Retificação Antes do Início da Conferência
Para começar, o momento mais favorável para realizar qualquer alteração é antes do início do despacho aduaneiro ou antes da parametrização. Nesse estágio, o importador tem o direito de realizar a retificação espontânea, corrigindo falhas de digitação ou divergências de valores sem a incidência de multas agravadas. Além disso, essa proatividade demonstra que a empresa possui controles internos eficientes e busca a transparência total perante o fisco.
Consequentemente, se o erro for identificado logo após o registro da declaração, a ação deve ser imediata. Certamente, ao corrigir os dados antes que o sistema selecione a carga para um canal de conferência (amarelo ou vermelho), o processo flui com muito mais agilidade. Nesse sentido, a retificação espontânea é a ferramenta mais segura para proteger a operação de sanções administrativas desnecessárias.
Retificação Durante o Curso do Despacho
No entanto, o cenário muda quando a mercadoria já está sob análise da Receita Federal. Após a parametrização, a retificação ainda é permitida, mas geralmente depende da anuência do Auditor Fiscal responsável pelo caso. De acordo com as normas vigentes, o fiscal pode permitir a correção de dados que não alterem a natureza da operação ou que não visem ocultar infrações graves.

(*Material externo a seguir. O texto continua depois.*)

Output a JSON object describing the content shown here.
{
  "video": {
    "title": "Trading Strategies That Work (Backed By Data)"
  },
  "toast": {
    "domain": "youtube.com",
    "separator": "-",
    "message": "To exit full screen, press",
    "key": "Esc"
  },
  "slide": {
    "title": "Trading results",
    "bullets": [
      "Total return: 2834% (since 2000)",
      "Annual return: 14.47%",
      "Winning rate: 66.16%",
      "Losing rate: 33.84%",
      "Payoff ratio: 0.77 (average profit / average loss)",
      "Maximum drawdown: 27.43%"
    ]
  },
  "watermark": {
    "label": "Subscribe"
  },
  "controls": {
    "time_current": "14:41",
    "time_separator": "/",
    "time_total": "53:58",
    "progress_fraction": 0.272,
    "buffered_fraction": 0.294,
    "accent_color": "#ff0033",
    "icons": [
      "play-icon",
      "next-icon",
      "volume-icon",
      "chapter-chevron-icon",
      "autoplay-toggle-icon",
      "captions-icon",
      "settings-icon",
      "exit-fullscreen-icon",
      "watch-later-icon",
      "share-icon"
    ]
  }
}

Dessa forma, as situações mais comuns permitidas durante a conferência incluem:
- Correção de Pesos e Medidas: Quando a pesagem no terminal diverge do que foi declarado no conhecimento de embarque.

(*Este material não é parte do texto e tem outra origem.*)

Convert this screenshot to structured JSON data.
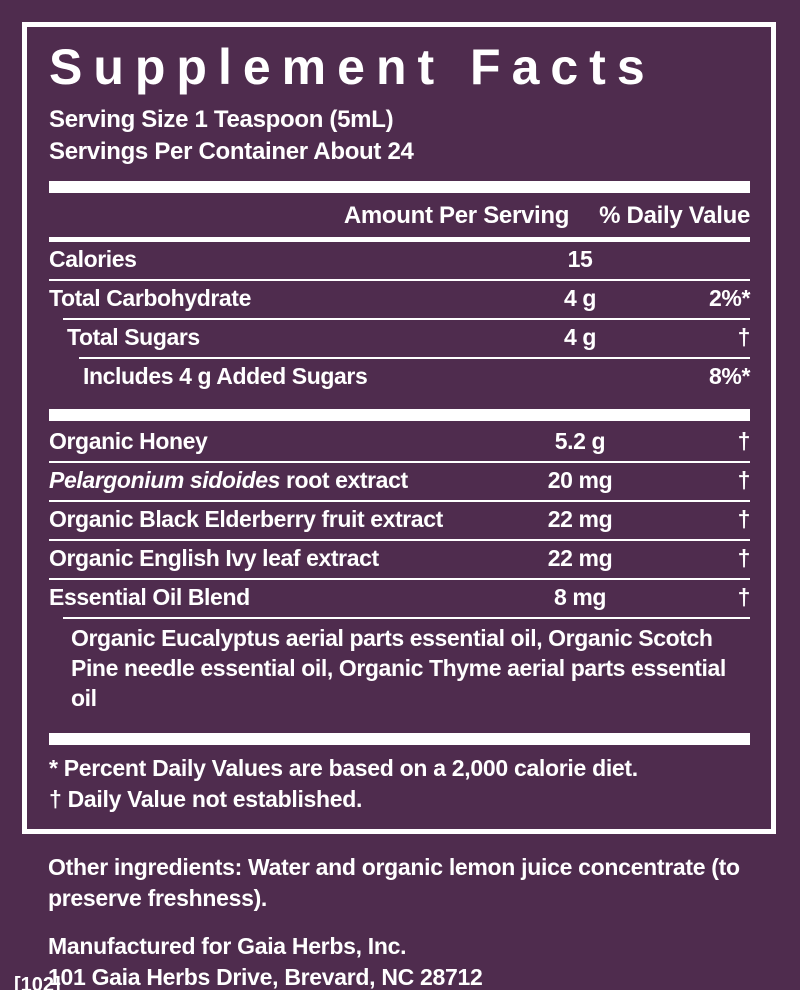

- Ajustes de NCM: Alteração da classificação fiscal por indicação do próprio fiscal ou por erro técnico comprovado.
- Dados do Transportador: Ajustes em números de contêineres, lacres ou informações do veículo que não impactam a tributação.
- Inclusão de Despesas: Adição de valores de capatazia ou outras taxas que compõem o valor aduaneiro e foram esquecidas.
Ademais, é importante notar que qualquer retificação que resulte em aumento de impostos exigirá o pagamento complementar imediato. Por outro lado, se a correção resultar em redução de tributos, o processo pode ser mais burocrático e exigir comprovações adicionais por parte do importador.
Retificação Pós-Desembaraço Aduaneiro
Certamente, muitos profissionais acreditam que o processo se encerra com a liberação da carga, mas a retificação também é permitida após o desembaraço. Nestes casos, o procedimento deixa de ser feito diretamente no fluxo do despacho e passa a ser um pedido administrativo via dossiê eletrônico. Este recurso é vital para corrigir erros identificados durante auditorias internas da empresa, como divergências de valoração aduaneira ou erros de classificação que passaram despercebidos.
Dessa forma, veja abaixo uma tabela comparativa sobre a viabilidade da retificação:
| Momento do Pedido | Tipo de Retificação | Exige Anuência Fiscal? | Risco de Penalidade |
| Pré-Parametrização | Espontânea | Não | Mínimo |
| Durante a Conferência | Por Exigência ou Acatamento | Sim | Moderado |
| Após o Desembaraço | Administrativa Pós-Despacho | Sim | Variável |
Limitações e Vedações Legais
Contudo, é fundamental ressaltar que a retificação não é permitida em todas as circunstâncias. A Receita Federal veda alterações que tenham como objetivo a fraude, a interposição fraudulenta ou a ocultação de mercadorias proibidas. Além disso, uma retificação não pode ser utilizada para substituir mercadorias que deveriam ter licenciamento prévio de órgãos anuentes se a nova classificação assim o exigir. Assim, a correção deve ser sempre fundamentada em fatos reais e documentos comprobatórios.
Finalmente, vale ressaltar que a precisão técnica no preenchimento inicial continua sendo a melhor estratégia de gestão. Investir em revisão qualificada reduz a necessidade de retificações e mantém a fluidez da sua logística internacional. Por fim, o domínio das regras sobre quando é permitida a retificação permite que você gerencie imprevistos com autoridade técnica e segurança jurídica.